Loan to Value Auto/Car Loan
On a car loan, many lenders will loan up to 125% of the LTV ratio (which is absurd)! This is exactly how many so people get upside down on car loans, owing more than a car is worth. BIG TROUBLE! You can check the value of a car for free by visiting NADA’s website and entering your vehicle’s specifications. I’ve worked for several financial institutions and every single one of them uses NADA to value a vehicle. Most will loan 100% of the retail value, but with an outstanding credit score or low DTI ratio, some borrowers can qualify for higher loan amounts. I can’t stress this enough. That is a very, very bad idea! If you’re upside down on a car loan right now and looking to trade and finance negative equity into another car loan, don’t do it! Instead, read my post on how to sell an upside-down car. Okay…off my soapbox for now. 😉 Below is an example of how to calculate LTV ratio on a car loan.

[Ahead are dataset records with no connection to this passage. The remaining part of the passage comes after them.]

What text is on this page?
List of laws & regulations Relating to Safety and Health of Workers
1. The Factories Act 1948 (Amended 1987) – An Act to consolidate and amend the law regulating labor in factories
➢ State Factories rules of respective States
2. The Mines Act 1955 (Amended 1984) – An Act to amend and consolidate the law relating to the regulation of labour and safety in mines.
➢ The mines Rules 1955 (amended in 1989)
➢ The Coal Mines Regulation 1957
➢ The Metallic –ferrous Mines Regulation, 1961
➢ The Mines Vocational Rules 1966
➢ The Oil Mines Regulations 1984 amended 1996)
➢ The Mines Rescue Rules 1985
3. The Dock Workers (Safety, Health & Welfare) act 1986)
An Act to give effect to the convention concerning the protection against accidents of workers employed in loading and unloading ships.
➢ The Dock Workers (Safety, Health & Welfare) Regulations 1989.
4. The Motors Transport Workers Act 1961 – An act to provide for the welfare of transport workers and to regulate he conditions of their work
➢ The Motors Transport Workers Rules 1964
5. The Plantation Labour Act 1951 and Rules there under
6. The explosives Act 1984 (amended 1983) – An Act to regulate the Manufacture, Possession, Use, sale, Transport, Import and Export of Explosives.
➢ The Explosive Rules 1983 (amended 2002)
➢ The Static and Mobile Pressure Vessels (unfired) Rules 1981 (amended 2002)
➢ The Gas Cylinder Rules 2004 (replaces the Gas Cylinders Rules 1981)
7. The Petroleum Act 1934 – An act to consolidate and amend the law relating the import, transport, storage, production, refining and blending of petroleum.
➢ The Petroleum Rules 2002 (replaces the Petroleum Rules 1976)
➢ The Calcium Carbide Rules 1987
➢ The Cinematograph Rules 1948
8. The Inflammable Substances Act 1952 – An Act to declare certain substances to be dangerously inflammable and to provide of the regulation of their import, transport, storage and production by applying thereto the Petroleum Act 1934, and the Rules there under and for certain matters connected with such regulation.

Most of the time, when purchasing a vehicle, you’d want to calculate the loan to value to ensure your lender will cover any negative equity you may be rolling into the car loan. The only time I recommend doing something like this is if you are paying outrageous payments on a vehicle you purchased new and are upside down but wanting to trade down your vehicle to get out of debt quick. I’ve done this, personally, when my husband and I traded in our minivan for a vehicle that was 1/4 of the cost of the van. It was well worth it, but you have to know when you do this, the car you trade into is going to be your car for many years (or at least until you can save up cash to pay for a replacement). So make sure you choose a reputable vehicle, with low mileage at a great price. You’ll also likely need thousands of dollars to help offset some of the negative equity.
What is Loan to Value in Real Estate
You’ve probably more often heard the term LTV ratio when buying real estate or researching your first home purchase. Depending on what type of home loan you choose, you can purchase a home at up to 100% LTV. Generally, if you put down 20% of the purchase price of the home, you’ll avoid PMI, or private mortgage insurance, and will start off homeownership in a great place, with equity in your home. A home purchase with 20% down is obviously 80% loan to value because your loan divided by value is 80%. Remember that lenders don’t calculate LTV based on the appraisal of the home. So if your home appraises for more than your purchase price, your value (as calculated by the lender) is less than the appraisal. For example, you buy a house for $200,000 in which you put a down payment of 10%, or $20,000. Even though your home appraises for $210,000, your LTV ratio is still 90%. Some lenders offer lender-paid mortgage insurance (which is basically a slightly higher interest rate in exchange for no PMI). Depending on how long you plan on staying in the home, I’d recommend doing this to save for the long-term (especially with rates as low as they are in 2018).
Bottom line is, by knowing your loan to value ratio and how to calculate it, you’ll have an important skill set that will put you in a better financial position. By understanding the amount of equity you have in a home or a car (or boat…you get the idea), you can make a plan to pay off the debt, freeing up your most valuable wealth-building asset (your income) so that you can save more money and create your dream life, whether you need to start saving for your kids’ college, saving for retirement, or just building a legacy that lives on through generations to come!